Rational thinking also includes looking. How do we deal with possible self-interests and conflicts of interest of the individual scientists? There are cases in which individual scientists delivered “client-friendly” results or even deliberately falsified scientific results in order to gain personal advantages. Examples are studies by pharmaceutical companies on the effectiveness of drugs, by tobacco companies on the harmlessness of smoking, by energy researchers on the use of nuclear power or the allegedly minor impact of coal combustion on our environment, or by banks that try to investigate the risks of the global capital market architecture with appropriate commissioned studies and endowed professorships downplaying. Such cases are used by science skeptics and populists as evidence that science as a whole is unbelievable. But to fundamentally withdraw the trust of scientists because of individual cases is a classic category error. Much more we have to make such cases publicly transparent.

Of course, scientists also have non-commercial personal interests that can question their credibility or even integrity: career, reputation, advancement of the ego, etc. Who the behavior of the great Isaac Newton in his dispute with Gottfried Wilhelm Leibniz about the authorship of the infinitesimal calculus looks at, or Galileo's reaction to Kepler's ellipses, knows that this is not a new phenomenon in science. The fact that individual scientists have personal motives, cannot admit mistakes and persist in their errors does not, however, call science as a method into question. To conclude this would be another category mistake. Anyone who looks at how fiercely arguing about apparently clear results is in science will quickly recognize this. One example is the LIGO experiment for the detection of gravitational waves (for which the operators even received the Nobel Prize in Physics in 2017): Despite great enthusiasm among the scientists involved, clear expectations due to an undisputed theoretical basis (general theory of relativity) and strong empirical evidence in the data some - very honest and competent - scientists question the results so that the LIGO experimenters cannot be 100% sure about them. This discussion also showed that the experimenters did not work with sufficient precision - or communicated their results poorly. This is exactly where the power of the scientific virtues of skepticism and persistence on clear empiricism (rather than dogmatic determination of how it should be) works in a very healthy way. Anyone who, as a layperson, takes the trouble to take a closer look at this, has plenty of opportunities to do so.
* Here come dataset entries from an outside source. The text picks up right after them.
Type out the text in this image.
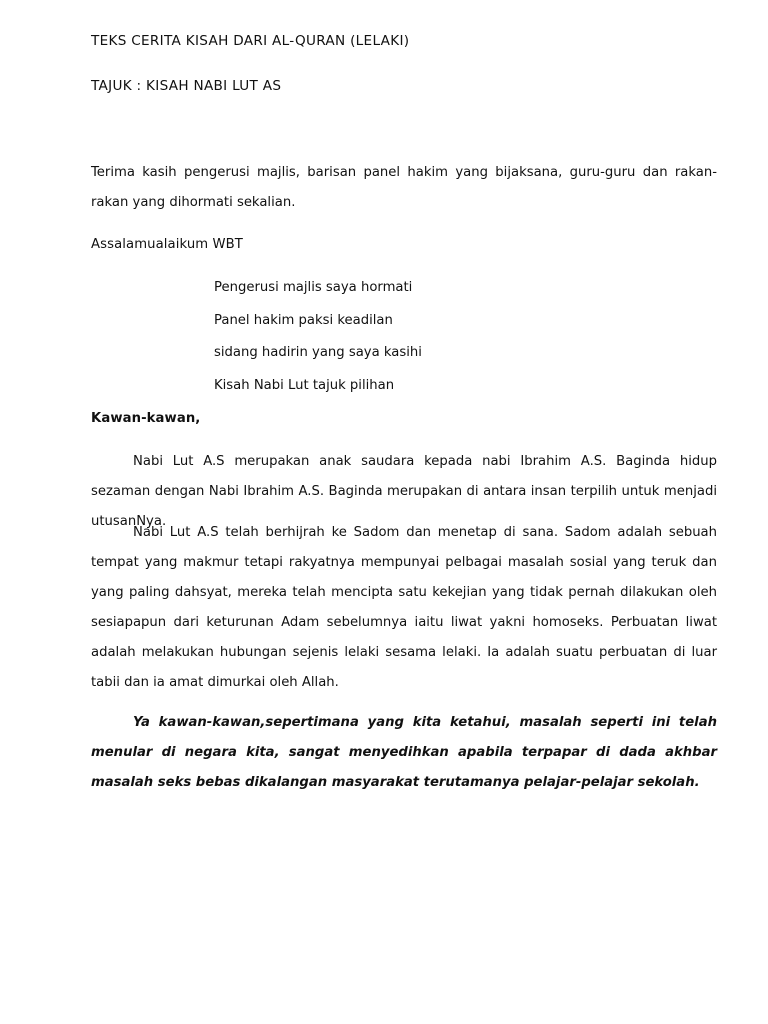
TEKS CERITA KISAH DARI AL-QURAN (LELAKI)
TAJUK : KISAH NABI LUT AS
Terima kasih pengerusi majlis, barisan panel hakim yang bijaksana, guru-guru dan rakan-rakan yang dihormati sekalian.
Assalamualaikum WBT
Pengerusi majlis saya hormati
Panel hakim paksi keadilan
sidang hadirin yang saya kasihi
Kisah Nabi Lut tajuk pilihan
Kawan-kawan,
Nabi Lut A.S merupakan anak saudara kepada nabi Ibrahim A.S. Baginda hidup sezaman dengan Nabi Ibrahim A.S. Baginda merupakan di antara insan terpilih untuk menjadi utusanNya.
Nabi Lut A.S telah berhijrah ke Sadom dan menetap di sana. Sadom adalah sebuah tempat yang makmur tetapi rakyatnya mempunyai pelbagai masalah sosial yang teruk dan yang paling dahsyat, mereka telah mencipta satu kekejian yang tidak pernah dilakukan oleh sesiapapun dari keturunan Adam sebelumnya iaitu liwat yakni homoseks. Perbuatan liwat adalah melakukan hubungan sejenis lelaki sesama lelaki. Ia adalah suatu perbuatan di luar tabii dan ia amat dimurkai oleh Allah.
Ya kawan-kawan,sepertimana yang kita ketahui, masalah seperti ini telah menular di negara kita, sangat menyedihkan apabila terpapar di dada akhbar masalah seks bebas dikalangan masyarakat terutamanya pelajar-pelajar sekolah.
But of course that is far more tedious than simply cursing scientists and science across the board.

[1] https://ec.europa.eu/commfrontoffice/publicopinion/archives/ebs/ebs_340_en.pdf, page 19.

Born in 1969, I studied physics and philosophy at the University of Bonn and the École Polytechnique in Paris in the 1990s before I did my doctorate in theoretical physics at the Max Planck Institute for the Physics of Complex Systems in Dresden, where I also did my post- Doc studies did further research in the field of nonlinear dynamics. Before that, I had also worked in the field of quantum field theories and particle physics. Meanwhile, I've been living in Switzerland for almost 20 years. For many years I have dealt with border issues in modern (as well as historical) sciences. In my books, blogs, and articles, I focus on the subjects of science, philosophy, and spirituality, especially the history of science, its relationship to spiritual traditions, and its impact on modern society. In the past I have also written on investment topics (alternative investments). My two books “Naturwissenschaft: Eine Biographie” and “Wissenschaft und Spiritualität” were published by Springer Spektrum Verlag in 2015 and 2016. I have been running my blog since 2014 at www.larsjaeger.ch.